I want to use concurrent.futures
together with numpy
to manipulate two scipy.sparse
matrices:
matrix_A = scipy.sparse.lil_matrix((1000, 1000), dtype=np.float32)
matrix_B = scipy.sparse.lil_matrix((500, 1000), dtype=np.float32)
The algorithm works like this: every row in matrix_B
has a one-to-many relationship to rows in matrix_A
. For every row_B
in matrix_B
, I find its corresponding [row_A1, row_A2 ... row_An ]
in matrix_A
, sum them up and assign the sum to row_B
.
def update_values(row):
indices, values = find_rows_in_matrix_A(row)

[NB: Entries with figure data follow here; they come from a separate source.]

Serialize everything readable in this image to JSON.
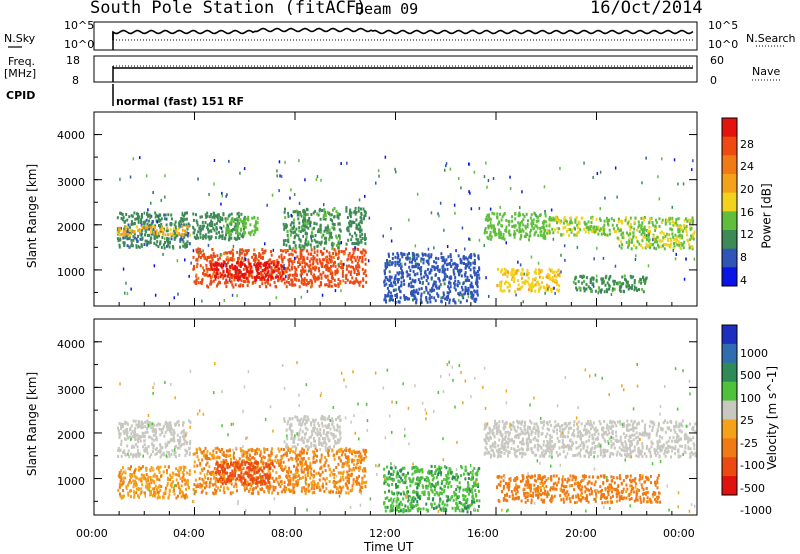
{
  "header": {
    "station": "South Pole Station (fitACF)",
    "beam": "Beam 09",
    "date": "16/Oct/2014"
  },
  "summary_panels": {
    "nsky_label": "N.Sky",
    "nsky_ticks": [
      "10^5",
      "10^0"
    ],
    "nsearch_label": "N.Search",
    "nsearch_ticks": [
      "10^5",
      "10^0"
    ],
    "freq_label_line1": "Freq.",
    "freq_label_line2": "[MHz]",
    "freq_ticks": [
      "18",
      "8"
    ],
    "nave_label": "Nave",
    "nave_ticks": [
      "60",
      "0"
    ],
    "cpid_label": "CPID",
    "cpid_text": "normal (fast) 151 RF"
  },
  "power_panel": {
    "ylabel": "Slant Range [km]",
    "yticks": [
      "4000",
      "3000",
      "2000",
      "1000"
    ],
    "colorbar_label": "Power [dB]",
    "colorbar_ticks": [
      "28",
      "24",
      "20",
      "16",
      "12",
      "8",
      "4"
    ],
    "colors": [
      "#0a14e6",
      "#2f55b8",
      "#3d8a55",
      "#5fbf3c",
      "#f2d21c",
      "#f5a21b",
      "#f07a14",
      "#ee4a12",
      "#e4130e"
    ]
  },
  "velocity_panel": {
    "ylabel": "Slant Range [km]",
    "yticks": [
      "4000",
      "3000",
      "2000",
      "1000"
    ],
    "colorbar_label": "Velocity [m s^-1]",
    "colorbar_ticks": [
      "1000",
      "500",
      "100",
      "25",
      "-25",
      "-100",
      "-500",
      "-1000"
    ],
    "colors": [
      "#1d2fbf",
      "#2f6db0",
      "#2e8a57",
      "#4fc23b",
      "#c8c8c0",
      "#f5a21b",
      "#f07a14",
      "#ec4a12",
      "#e0120e"
    ]
  },
  "xaxis": {
    "ticks": [
      "00:00",
      "04:00",
      "08:00",
      "12:00",
      "16:00",
      "20:00",
      "00:00"
    ],
    "label": "Time UT"
  },
  "chart_data": [
    {
      "type": "heatmap",
      "panel": "power",
      "x_unit": "hours UT",
      "xlim": [
        0,
        24
      ],
      "ylim": [
        200,
        4500
      ],
      "clim": [
        0,
        32
      ],
      "blobs": [
        {
          "x0": 0.9,
          "x1": 3.8,
          "y0": 1500,
          "y1": 2300,
          "v": 8
        },
        {
          "x0": 0.9,
          "x1": 3.8,
          "y0": 1800,
          "y1": 2000,
          "v": 18
        },
        {
          "x0": 3.9,
          "x1": 6.0,
          "y0": 1700,
          "y1": 2300,
          "v": 9
        },
        {
          "x0": 3.9,
          "x1": 10.8,
          "y0": 650,
          "y1": 1500,
          "v": 26
        },
        {
          "x0": 4.5,
          "x1": 7.5,
          "y0": 800,
          "y1": 1200,
          "v": 30
        },
        {
          "x0": 5.2,
          "x1": 6.5,
          "y0": 1800,
          "y1": 2200,
          "v": 12
        },
        {
          "x0": 7.5,
          "x1": 9.8,
          "y0": 1500,
          "y1": 2400,
          "v": 10
        },
        {
          "x0": 10.0,
          "x1": 10.8,
          "y0": 1600,
          "y1": 2500,
          "v": 9
        },
        {
          "x0": 11.5,
          "x1": 15.3,
          "y0": 300,
          "y1": 1400,
          "v": 6
        },
        {
          "x0": 15.5,
          "x1": 18.0,
          "y0": 1700,
          "y1": 2300,
          "v": 12
        },
        {
          "x0": 16.0,
          "x1": 18.5,
          "y0": 550,
          "y1": 1050,
          "v": 17
        },
        {
          "x0": 18.0,
          "x1": 21.0,
          "y0": 1800,
          "y1": 2200,
          "v": 14
        },
        {
          "x0": 20.8,
          "x1": 23.9,
          "y0": 1500,
          "y1": 2200,
          "v": 14
        },
        {
          "x0": 19.0,
          "x1": 22.0,
          "y0": 550,
          "y1": 900,
          "v": 10
        }
      ]
    },
    {
      "type": "heatmap",
      "panel": "velocity",
      "x_unit": "hours UT",
      "xlim": [
        0,
        24
      ],
      "ylim": [
        200,
        4500
      ],
      "clim": [
        -1000,
        1000
      ],
      "blobs": [
        {
          "x0": 0.9,
          "x1": 3.8,
          "y0": 1500,
          "y1": 2300,
          "v": 0
        },
        {
          "x0": 0.9,
          "x1": 3.8,
          "y0": 600,
          "y1": 1300,
          "v": -300
        },
        {
          "x0": 3.9,
          "x1": 10.8,
          "y0": 700,
          "y1": 1700,
          "v": -350
        },
        {
          "x0": 4.8,
          "x1": 7.2,
          "y0": 900,
          "y1": 1400,
          "v": -700
        },
        {
          "x0": 7.5,
          "x1": 9.8,
          "y0": 1700,
          "y1": 2400,
          "v": 0
        },
        {
          "x0": 11.5,
          "x1": 15.3,
          "y0": 300,
          "y1": 1300,
          "v": 300
        },
        {
          "x0": 15.5,
          "x1": 23.9,
          "y0": 1500,
          "y1": 2300,
          "v": 0
        },
        {
          "x0": 16.0,
          "x1": 22.5,
          "y0": 500,
          "y1": 1100,
          "v": -400
        }
      ]
    }
  ]
}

matrix_B[row, indices] = values
The matrices are large (10^7 rows), and I'd like to run this operation in parallel:
with concurrent.futures.ProcessPoolExecutor(max_workers=32) as executor:
futures = {row : executor.submit(update_values, row)
for row in range(matrix_B.shape[0])}
But this doesn't work because changes made by child processes to global variables will be invisible to the parent process (as mentioned in this answer).
Another option would be to return the values from update_values
, but that would require merging the values in the parent process, which takes too long for my use case.
Using multiprocessing.Manager.Array
could be a solution, but that would create copies of the matrices at every write, and given their size, that's not an option.
Is there any way to make matrix_B
writeable from child processes? Or what would be a better approach to this problem?